Yangtze River Cruise

I don't think I remembered to say that in order to compensate for traveling each Sunday on this trip, I took along the conference issue of the Ensign and read one talk each day while we were away. I also continued reviewing and memorizing the 25 Book of Mormon scripture mastery verses we had been challenged to learn (by our stake president). I had most of them memorized before the trip, but still had four to learn, so I didn't quite make the May 31 deadline for memorizing all of them - but I did eventually complete the task.

So, on Sunday evening (May 25), we dropped our bags off in our cabin and went to the ship's dining room for a late supper. (About 8 pm)
One of the nice things about the long travel day, today, though, was the opportunity to visit with other people on the tour. I had a nice, long visit with Claudia Kennedy, from Idaho. Bob and I have also enjoyed getting acquainted with Ronnie and Kathy Donald from near Dallas, TX. They're the only couple we know of on this trip who are not members of the church. They are really into genealogy and they teach ballroom dancing.

Our ship was pretty much identical to this one.

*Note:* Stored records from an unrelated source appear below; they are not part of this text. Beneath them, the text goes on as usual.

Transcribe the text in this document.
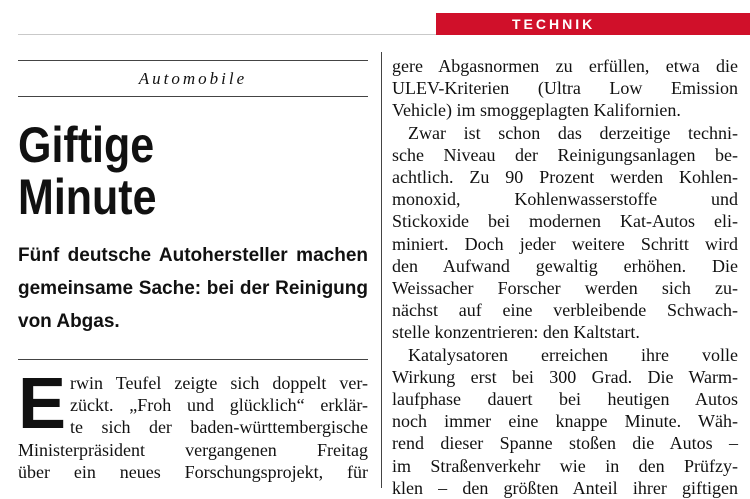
TECHNIK
Automobile
Giftige
Minute
Fünf deutsche Autohersteller machen gemeinsame Sache: bei der Reinigung von Abgas.
E rwin Teufel zeigte sich doppelt ver-
zückt. „Froh und glücklich“ erklär-
te sich der baden-württembergische
Ministerpräsident vergangenen Freitag
über ein neues Forschungsprojekt, für

gere Abgasnormen zu erfüllen, etwa die
ULEV-Kriterien (Ultra Low Emission
Vehicle) im smoggeplagten Kalifornien.

Zwar ist schon das derzeitige techni-
sche Niveau der Reinigungsanlagen be-
achtlich. Zu 90 Prozent werden Kohlen-
monoxid, Kohlenwasserstoffe und
Stickoxide bei modernen Kat-Autos eli-
miniert. Doch jeder weitere Schritt wird
den Aufwand gewaltig erhöhen. Die
Weissacher Forscher werden sich zu-
nächst auf eine verbleibende Schwach-
stelle konzentrieren: den Kaltstart.

Katalysatoren erreichen ihre volle
Wirkung erst bei 300 Grad. Die Warm-
laufphase dauert bei heutigen Autos
noch immer eine knappe Minute. Wäh-
rend dieser Spanne stoßen die Autos –
im Straßenverkehr wie in den Prüfzy-
klen – den größten Anteil ihrer giftigen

 View of our "stateroom" - there was also a love seat and a desk, plus a small balcony.

Interior Ship views

Monday was a very relaxing day! I got up early and took a T'ai Chi class on the Sun Deck.
Then I joined Bob for breakfast. Afterward, Dr. S. Michael Wilcox gave a wonderful lecture about the first emperors of China. It was fascinating to learn some of that history!
In the afternoon, Bob went with a group to tour the Three Gorges Dam – the world's largest hydroelectric power station – but I wasn't interested in the dam tour. He did take some good pics, though, so I'll include a few here.

 Until fairly recently, tourist had to climb a lot of stairs, so these escalators were a welcome sight.
 The Chinese seem to farm every piece of land they can — even along the stairs of the dam. (Notice how steep they are - and with no hand rails.)

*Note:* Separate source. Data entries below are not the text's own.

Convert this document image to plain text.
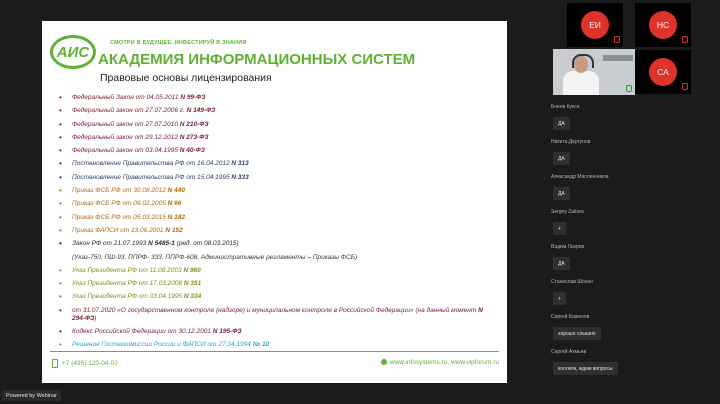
АИС
СМОТРИ В БУДУЩЕЕ. ИНВЕСТИРУЙ В ЗНАНИЯ
АКАДЕМИЯ ИНФОРМАЦИОННЫХ СИСТЕМ
Правовые основы лицензирования
• Федеральный Закон от 04.05.2011 N 99-ФЗ
• Федеральный закон от 27.07.2006 г. N 149-ФЗ
• Федеральный закон от 27.07.2010 N 210-ФЗ
• Федеральный закон от 29.12.2012 N 273-ФЗ
• Федеральный закон от 03.04.1995 N 40-ФЗ
• Постановление Правительства РФ от 16.04.2012 N 313
• Постановление Правительства РФ от 15.04.1995 N 333
• Приказ ФСБ РФ от 30.08.2012 N 440
• Приказ ФСБ РФ от 09.02.2005 N 66
• Приказ ФСБ РФ от 05.03.2015 N 182
• Приказ ФАПСИ от 13.06.2001 N 152
• Закон РФ от 21.07.1993 N 5485-1 (ред. от 08.03.2015)
(Указ-750, ПШ-93, ППРФ- 333, ППРФ-608, Административные регламенты – Приказы ФСБ)
• Указ Президента РФ от 11.08.2003 N 960
• Указ Президента РФ от 17.03.2008 N 351
• Указ Президента РФ от 03.04.1995 N 334
• от 31.07.2020 «О государственном контроле (надзоре) и муниципальном контроле в Российской Федерации» (на данный момент N 294-ФЗ)
• Кодекс Российской Федерации от 30.12.2001 N 195-ФЗ
• Решение Гостехкомиссии России и ФАПСИ от 27.04.1994 № 10
+7 (495) 120-04-02	www.infosystems.ru, www.vipforum.ru
ЕИ	НС
СА
Бнеев Кукся
ДА
Никита Дергунов
ДА
Александр Мясленников
ДА
Sergey Zaitsev
+
Вадим Лазров
ДА
Станислав Шохин
+
Сергей Баженов
хорошо слышно
Сергей Ахмьев
коллеги, ждем вопросы
Powered by Webinar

In the evening we were treated to another lecture by S. Michael Wilcox. This one focused on Confucius and Mencius. He called it "Awakening the Goodness of the Human Heart." 
Leaders of the Zhou and the Q'in dynasties believed in legalism (Man is evil and must be ruled with an iron fist — forced to do good – strict legal control over all activities, a system of rewards and punishments uniform for all classes, and an absolute monarchy.) But, Confucius, and several generations later, Mencius, taught that men are good at their core if they listen to their hearts (the pure heart or child-like heart). They taught that leading in righteousness would cause the people to be righteous.

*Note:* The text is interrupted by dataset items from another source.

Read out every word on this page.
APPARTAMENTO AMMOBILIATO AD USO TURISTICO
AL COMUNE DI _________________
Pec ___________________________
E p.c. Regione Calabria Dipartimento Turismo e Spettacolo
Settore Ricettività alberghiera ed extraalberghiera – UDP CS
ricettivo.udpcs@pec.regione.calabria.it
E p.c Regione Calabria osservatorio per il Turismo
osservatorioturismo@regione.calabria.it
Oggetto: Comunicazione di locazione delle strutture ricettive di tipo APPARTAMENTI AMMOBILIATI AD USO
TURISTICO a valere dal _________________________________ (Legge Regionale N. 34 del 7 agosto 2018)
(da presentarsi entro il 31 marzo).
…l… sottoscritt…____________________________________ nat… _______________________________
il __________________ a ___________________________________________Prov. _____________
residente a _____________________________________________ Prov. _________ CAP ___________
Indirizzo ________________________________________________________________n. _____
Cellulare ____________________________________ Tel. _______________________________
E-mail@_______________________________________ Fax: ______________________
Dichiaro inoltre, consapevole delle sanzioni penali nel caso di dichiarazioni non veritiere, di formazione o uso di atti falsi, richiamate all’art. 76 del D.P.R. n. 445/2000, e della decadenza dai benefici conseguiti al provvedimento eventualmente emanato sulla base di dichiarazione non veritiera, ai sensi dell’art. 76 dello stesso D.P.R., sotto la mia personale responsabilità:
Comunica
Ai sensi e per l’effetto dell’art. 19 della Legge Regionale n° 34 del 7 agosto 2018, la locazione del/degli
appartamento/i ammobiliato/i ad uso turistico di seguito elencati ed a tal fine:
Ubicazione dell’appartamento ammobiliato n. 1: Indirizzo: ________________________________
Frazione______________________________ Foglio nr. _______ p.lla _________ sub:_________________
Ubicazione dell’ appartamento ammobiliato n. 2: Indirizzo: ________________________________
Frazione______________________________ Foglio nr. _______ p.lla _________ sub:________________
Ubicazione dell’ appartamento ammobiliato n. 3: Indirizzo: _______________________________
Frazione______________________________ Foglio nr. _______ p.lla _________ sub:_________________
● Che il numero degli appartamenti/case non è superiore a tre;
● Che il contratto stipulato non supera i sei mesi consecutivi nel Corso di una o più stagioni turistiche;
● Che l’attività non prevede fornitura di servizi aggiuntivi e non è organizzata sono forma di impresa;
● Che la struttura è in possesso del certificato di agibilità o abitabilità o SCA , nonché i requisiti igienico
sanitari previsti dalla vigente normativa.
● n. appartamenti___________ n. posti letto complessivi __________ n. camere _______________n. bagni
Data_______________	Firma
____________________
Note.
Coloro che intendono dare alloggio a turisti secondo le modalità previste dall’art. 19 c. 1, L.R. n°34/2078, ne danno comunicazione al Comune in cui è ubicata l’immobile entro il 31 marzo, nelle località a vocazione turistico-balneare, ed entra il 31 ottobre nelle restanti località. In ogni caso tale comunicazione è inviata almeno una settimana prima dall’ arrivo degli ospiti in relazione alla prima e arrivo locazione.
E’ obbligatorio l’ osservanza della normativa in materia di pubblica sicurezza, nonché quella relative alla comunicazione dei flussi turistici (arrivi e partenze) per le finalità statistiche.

The ship's captain held a reception for everyone before dinner Monday evening, and while we were having dinner, the ship entered the first of a series of locks that would eventually raise the ship about 20 feet so we could continue up the river, toward Chongqing, our final stop.

After breakfast on Tuesday, we boarded some small sampans and took a side excursion down a tributary called "Goddess Stream." The guide on our boat was really cute and personable.

Our guide, Jelin. We all said we wanted to bring her home with us.
At the end of the tributary we got out and walked along the narrow edge of a gorge. (I'm not sure OSHA would have approved the conditions of this trek.)
 The Kennedy's - from Idaho
The tour guides sang to us at the end of our walk.
When we returned to the ship, we were treated to another lecture by Dr. Wilcox. He called this one "The Pathway of Compassion — Life and Thought of the Buddha." I have really enjoyed learning more about eastern thought and religion from Bro. Wilcox.
I can't remember if I already said this, but there are no religions that originated in China. They have philosophies, but not religions. The religions they have were imported from other countries and only a very small percentage of the population practice them. Buddhism came from India. (The Dagobas –  religious temples – in India, became Pagodas in China.)
After dinner Tuesday, the crew performed a fun cabaret show for us.

On Wednesday, after breakfast, we enjoyed another lecture by Dr. Wilcox: "Go with the Flow — Daoism/Taoism's Mastery of Living the Contented and Simple Life." It was great! I need more of the Tao in my life. . .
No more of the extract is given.